CONVERSA COM A ESTANTE




- Hei, pare um pouco de teclar, e olhe para mim.

- Ah, é você, estante? Tudo bem, minha amiga? Algo que a preocupa? O peso dos livros? Alguma poeira?

- Não! Está faltando um pouco de sua atenção. Sinto-me algo esquecida. Antigamente, você parava na minha frente, olhava os livros com um brilho no olhar, pegava um deles com cuidado, sentava-se e começava a ler. Hoje isto é tão raro. Não sou ciumenta, mas esta internet está desviando sua atenção dos livros, e o encanto que eles trazem. Eu sempre me sentia orgulhosa de sustentá-los, e cada livro que chegava eu ficava exultante. Ficava olhando você passar os dedos sobre o papel, quase que sabia o que estava lendo. Um sorriso nos seus lábios quando lia algo engraçado, um franzir de cenho quando algo o perturbava, um quase marejar de lágrimas quando se emocionava. Não sente falta disto?

- Verdade, minha amiga. A internet disponibiliza tanta informação, que às vezes me perco. Sabia que há livros inteiros para se ler na telinha? Você que me acompanha há tanto tempo, sabe como tudo começou. Os livros de infância me remetiam a voos que eu não conhecia. O início com os irmãos Grimm e Hans Christian Andersen. Depois veio Monteiro Lobato, onde perdia, ou melhor, ganhava, horas acompanhando as aventuras de Pedrinho, Narizinho, Emília. Adorava também Mark Twain, onde Tom Sawyer e Huckleberry Finn tinham aventuras em que eu os acompanhava na imaginação, na beira do Mississipi.
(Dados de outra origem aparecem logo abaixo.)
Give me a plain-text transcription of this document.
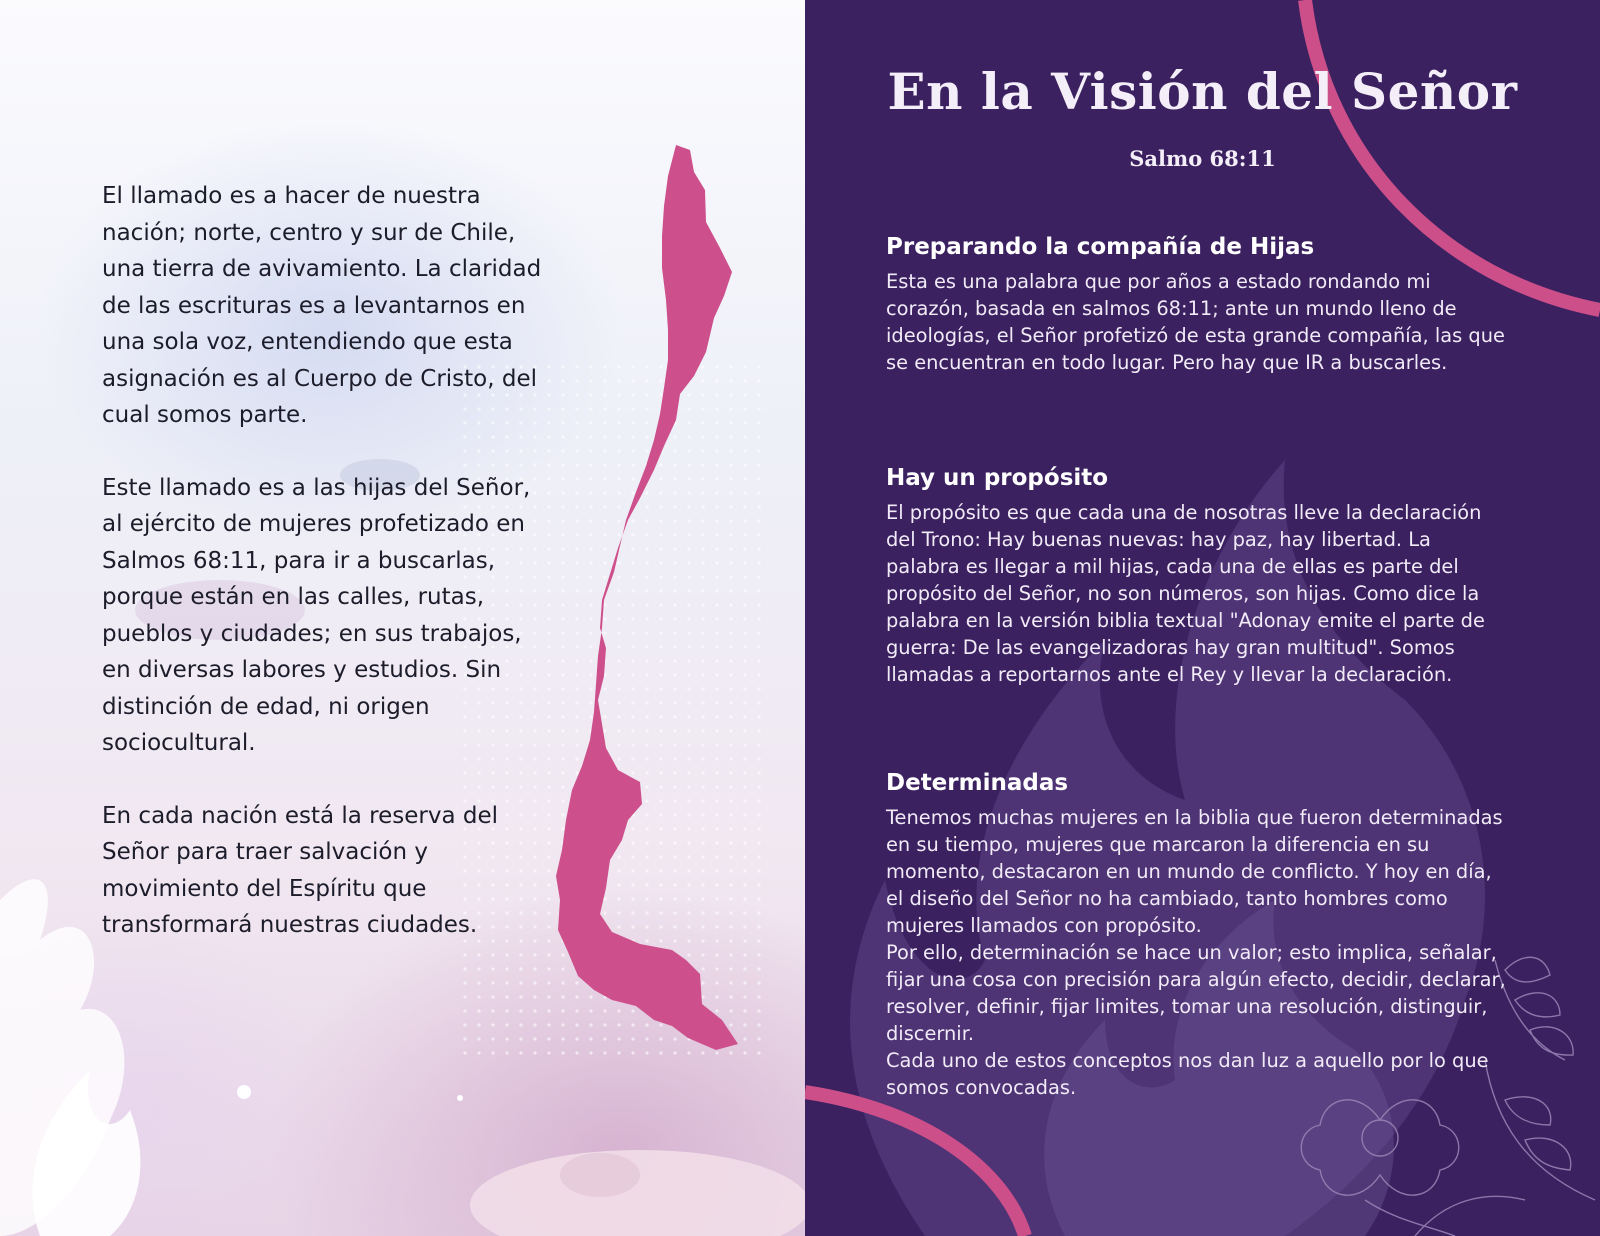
El llamado es a hacer de nuestra nación; norte, centro y sur de Chile, una tierra de avivamiento. La claridad de las escrituras es a levantarnos en una sola voz, entendiendo que esta asignación es al Cuerpo de Cristo, del cual somos parte.

Este llamado es a las hijas del Señor, al ejército de mujeres profetizado en Salmos 68:11, para ir a buscarlas, porque están en las calles, rutas, pueblos y ciudades; en sus trabajos, en diversas labores y estudios. Sin distinción de edad, ni origen sociocultural.

En cada nación está la reserva del Señor para traer salvación y movimiento del Espíritu que transformará nuestras ciudades.

En la Visión del Señor
Salmo 68:11
Preparando la compañía de Hijas

Esta es una palabra que por años a estado rondando mi corazón, basada en salmos 68:11; ante un mundo lleno de ideologías, el Señor profetizó de esta grande compañía, las que se encuentran en todo lugar. Pero hay que IR a buscarles.

Hay un propósito

El propósito es que cada una de nosotras lleve la declaración del Trono: Hay buenas nuevas: hay paz, hay libertad. La palabra es llegar a mil hijas, cada una de ellas es parte del propósito del Señor, no son números, son hijas. Como dice la palabra en la versión biblia textual "Adonay emite el parte de guerra: De las evangelizadoras hay gran multitud". Somos llamadas a reportarnos ante el Rey y llevar la declaración.

Determinadas

Tenemos muchas mujeres en la biblia que fueron determinadas en su tiempo, mujeres que marcaron la diferencia en su momento, destacaron en un mundo de conflicto. Y hoy en día, el diseño del Señor no ha cambiado, tanto hombres como mujeres llamados con propósito.
Por ello, determinación se hace un valor; esto implica, señalar, fijar una cosa con precisión para algún efecto, decidir, declarar, resolver, definir, fijar limites, tomar una resolución, distinguir, discernir.
Cada uno de estos conceptos nos dan luz a aquello por lo que somos convocadas.
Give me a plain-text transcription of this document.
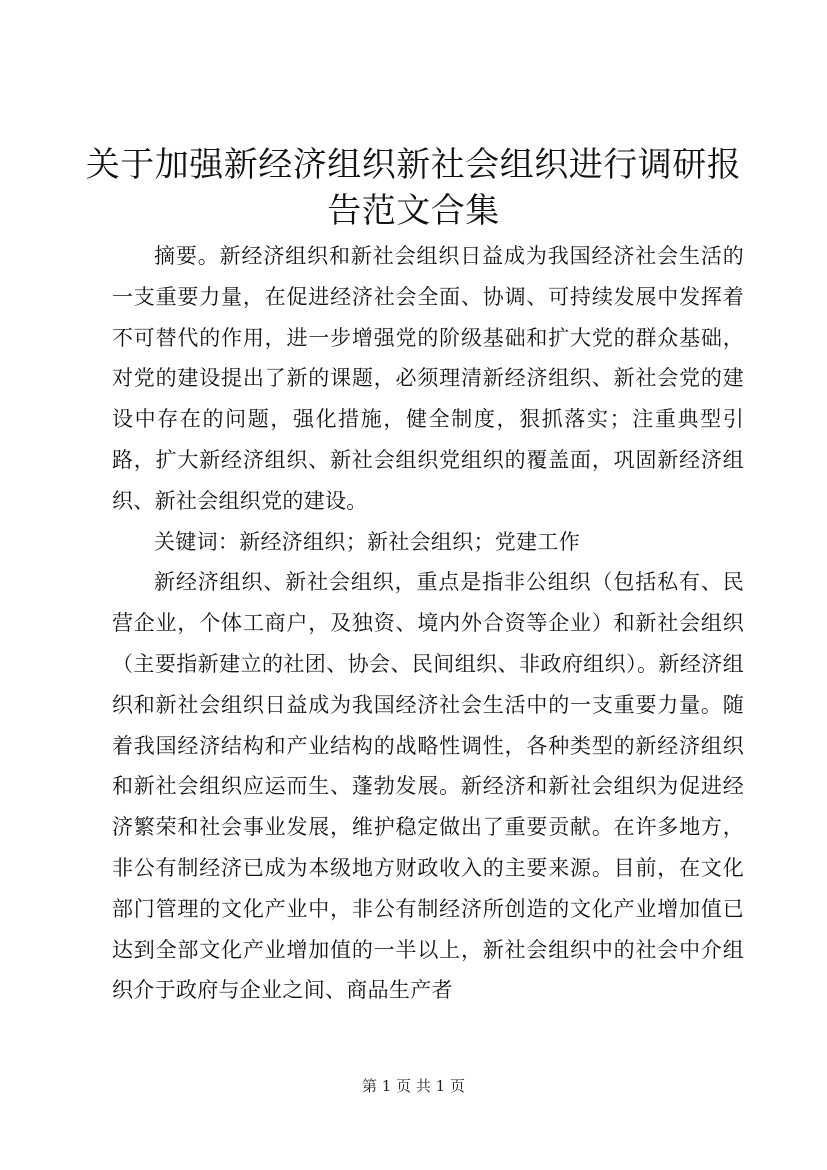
关于加强新经济组织新社会组织进行调研报告范文合集

摘要。新经济组织和新社会组织日益成为我国经济社会生活的一支重要力量，在促进经济社会全面、协调、可持续发展中发挥着不可替代的作用，进一步增强党的阶级基础和扩大党的群众基础，对党的建设提出了新的课题，必须理清新经济组织、新社会党的建设中存在的问题，强化措施，健全制度，狠抓落实；注重典型引路，扩大新经济组织、新社会组织党组织的覆盖面，巩固新经济组织、新社会组织党的建设。

关键词：新经济组织；新社会组织；党建工作

新经济组织、新社会组织，重点是指非公组织（包括私有、民营企业，个体工商户，及独资、境内外合资等企业）和新社会组织（主要指新建立的社团、协会、民间组织、非政府组织）。新经济组织和新社会组织日益成为我国经济社会生活中的一支重要力量。随着我国经济结构和产业结构的战略性调性，各种类型的新经济组织和新社会组织应运而生、蓬勃发展。新经济和新社会组织为促进经济繁荣和社会事业发展，维护稳定做出了重要贡献。在许多地方，非公有制经济已成为本级地方财政收入的主要来源。目前，在文化部门管理的文化产业中，非公有制经济所创造的文化产业增加值已达到全部文化产业增加值的一半以上，新社会组织中的社会中介组织介于政府与企业之间、商品生产者

第 1 页 共 1 页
- Sim. Depois eu me lembro quando você foi ficando adolescente. Lia os livros de Tarzan, que enfrentava todos os perigos e era amigo de leões, ele que fora criado por macacos. Ou como você torcia por Robin Hood, para poder ficar ao lado dos mais fracos contra os poderosos. E como fiquei feliz ao receber toda uma coleção de livros de capas muito brancas, contendo obras dos ganhadores de prêmio Nobel. Escritores como John Steinbeck, Ernest Hemingway, Thomas Mann, Hermann Hesse, William Faulkner, começaram a fazer parte de sua vida e formação.

- Boas lembranças, estante. Depois vieram os policiais. O elegante ladrão Arsène Lupin; os esforçados delegados do 86º Distrito Policial; o detetive Shell Scott, com seu cabelo branco, cortado à escovinha, e faltando um pedaço de lóbulo na orelha, e que ganhava todas as mulheres. Foram ancestrais ao 007, as aventuras com o nosso herói Bond, James Bond.

- É... E começaram suas leituras, digamos, sensuais. Madame Bovary, de Flaubert; O Amante de Lady Chatterley, de D. H. Lawrence; até livros que eu corava de vergonha, como a trilogia de Henry Miller. Você sumia com estes livros do quarto, e reaparecia meio cansado. Desculpe, não pude conter meu riso.

- Rindo também, estante. Você sempre foi muito observadora. Mas tudo isto faz parte da adolescência, e foram uma porta importante para adentrar a fase de adulto. Foram tempos que eu gostava de Jorge Amado, com o sensualismo de suas mulheres e a saga de seu protagonistas em terras em que os coronéis mandavam. Assim como Érico Veríssimo, que me ensinou a entender o espírito bravo e lutador do gaúcho. E a força da mulher.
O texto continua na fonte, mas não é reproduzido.